Puis, dans ce creux, qui était bien un bassin,sous une couche de I0 cm environ de cette terre, j’ai rencontré une autre couche de couleur et de consistance différente. Sur 2 à à 4 cm, tout à fait au fond, c’était une boue noirâtre, parsemée de nombreux « grains » très blancs, irréguliers, de la taille du  sel de cuisine. Ces grains m’ont paru légers et j’ai pensé, en un éclair, à des restes de feu. Mais je n’avais, hélas, qu’un but pressant : découvrir un bassin et j’ai bien tout  » lancé aux 4 vents ». Pourtant j’ai gardé sur mes doigts le souvenir, très précis me semble t-il, de cette boue noire, et de ces menus morceaux légers et très blancs.
Il a fallu qu’en 1983, je lise l’étude de M.Mathieu pour réaliser l’importance qu’aurait pu avoir ma “découverte” si découverte il y avait. Mon témoignage n’est, hélas, pas une preuve. 
B. Chastagnol

Roche relativement plate, située à quelques m. à peine à l’Ouest et en contrebas du rocher A précédent. Elle porte un bassin tendant vers l’ovale mais présentant une légère irrégularité, en pointe peu marquée au Sud. Une petite fissure part de cette pointe, mais elle n’est pour rien dans cette formation du bassin car on se trouve encore en présence d’un granit sans mica.
Le fond n’est pas entièrement plat, les côtés Ouest et Est s’en allant en léger évasement sur environ 1/3 du diamètre au total. Le diamètre N.S. est entièrement en plan. Ce fond n’est plus horizontal, mais il le fut à l’origine car la roche, mobile, a basculé au cours du temps d’environ 20° vers l’Est, ce qui correspond à l’angle que fait désormais le fond avec l’horizontale.
Il est creusé assez près des bords de la roche et néanmoins aucun effet d’érosion n’est venu enlever un quartier de pierre. Situé relativement à l’ombre, il contient souvent de l’eau.


Rocher C

Se situe à quelques dizaines de m, et est en amont des deux roches précédentes. Il est tout aussi difficile à découvrir que ces dernières. Sa position est nettement dominante au Nord.
Il porte un bassin d’assez grande taille, ovale, d’axes 52 et 40 cm. mais peu profond. Il n’est pas très régulier car la pierre qui le porte, constituée d’un granit feuilleté et peu homogène, a souffert de l’érosion aréolaire. Des lames s’en détachent, mais cependant, aucune partie, si érodée soit-elle, n’amorce actuellement de cavité pouvant ressembler à un bassin, même d’assez loin.
La roche qui couronne un socle massif est peu élevée par rapport à ce massif: un peu plus de 1 m. Allongée mais étroite, le bassin qui l’occupe en travers va presque d’un bord à l’autre. Son grand axe est plutôt travers par rapport à l’axe moyen du feuilletage, ce qui permet de dire qu’il n’est pas l’oeuvre de l’ érosion.

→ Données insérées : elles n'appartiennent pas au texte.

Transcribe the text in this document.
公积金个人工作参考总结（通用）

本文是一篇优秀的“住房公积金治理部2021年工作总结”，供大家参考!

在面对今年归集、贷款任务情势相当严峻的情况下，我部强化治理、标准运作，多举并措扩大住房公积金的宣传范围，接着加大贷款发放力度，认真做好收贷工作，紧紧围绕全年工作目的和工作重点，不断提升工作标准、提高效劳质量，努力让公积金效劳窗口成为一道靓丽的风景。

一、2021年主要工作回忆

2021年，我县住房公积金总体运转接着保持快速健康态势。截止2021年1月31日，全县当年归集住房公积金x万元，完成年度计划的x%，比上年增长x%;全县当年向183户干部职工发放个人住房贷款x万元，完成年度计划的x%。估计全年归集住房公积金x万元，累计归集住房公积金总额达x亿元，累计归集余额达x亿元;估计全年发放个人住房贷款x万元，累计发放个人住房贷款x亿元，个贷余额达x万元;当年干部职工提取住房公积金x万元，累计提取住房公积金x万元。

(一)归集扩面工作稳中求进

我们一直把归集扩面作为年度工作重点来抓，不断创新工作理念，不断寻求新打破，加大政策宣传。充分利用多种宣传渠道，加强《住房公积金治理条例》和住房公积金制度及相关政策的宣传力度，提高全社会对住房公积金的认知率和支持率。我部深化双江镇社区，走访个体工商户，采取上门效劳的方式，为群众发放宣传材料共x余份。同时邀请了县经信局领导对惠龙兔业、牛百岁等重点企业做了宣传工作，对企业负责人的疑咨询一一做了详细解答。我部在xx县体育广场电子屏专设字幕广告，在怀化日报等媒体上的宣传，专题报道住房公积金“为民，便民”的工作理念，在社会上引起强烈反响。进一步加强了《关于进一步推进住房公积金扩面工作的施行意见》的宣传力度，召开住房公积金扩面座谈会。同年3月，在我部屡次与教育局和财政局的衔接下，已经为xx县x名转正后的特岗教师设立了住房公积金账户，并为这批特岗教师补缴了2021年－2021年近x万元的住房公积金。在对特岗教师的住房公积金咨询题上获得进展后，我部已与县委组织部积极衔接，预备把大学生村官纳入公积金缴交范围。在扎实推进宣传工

Le fond en est horizontal, en moyenne, mais il n’est pas entièrement plan car il porte des traces d’érosion qui l’ont recreusé légèrement par endroits
Cet ensemble des trois roches est situé sur la terre le l’Arboulet, du nom d’une grosse ferme dont les bâtiments sont à l’abandon et dont les parcelles jadis cultivées ont été converties en plantation de bois.
Le nom exact du lieu-dit : « Rochebeau » ou « Rochambeau » ou « Roche en bô », roche dans les bois ? Nous ne connaissons ni légende, ni appellation particulière de ces bassins. On ne peut que souligner le caractère particulièrement original de certains de ces bassins.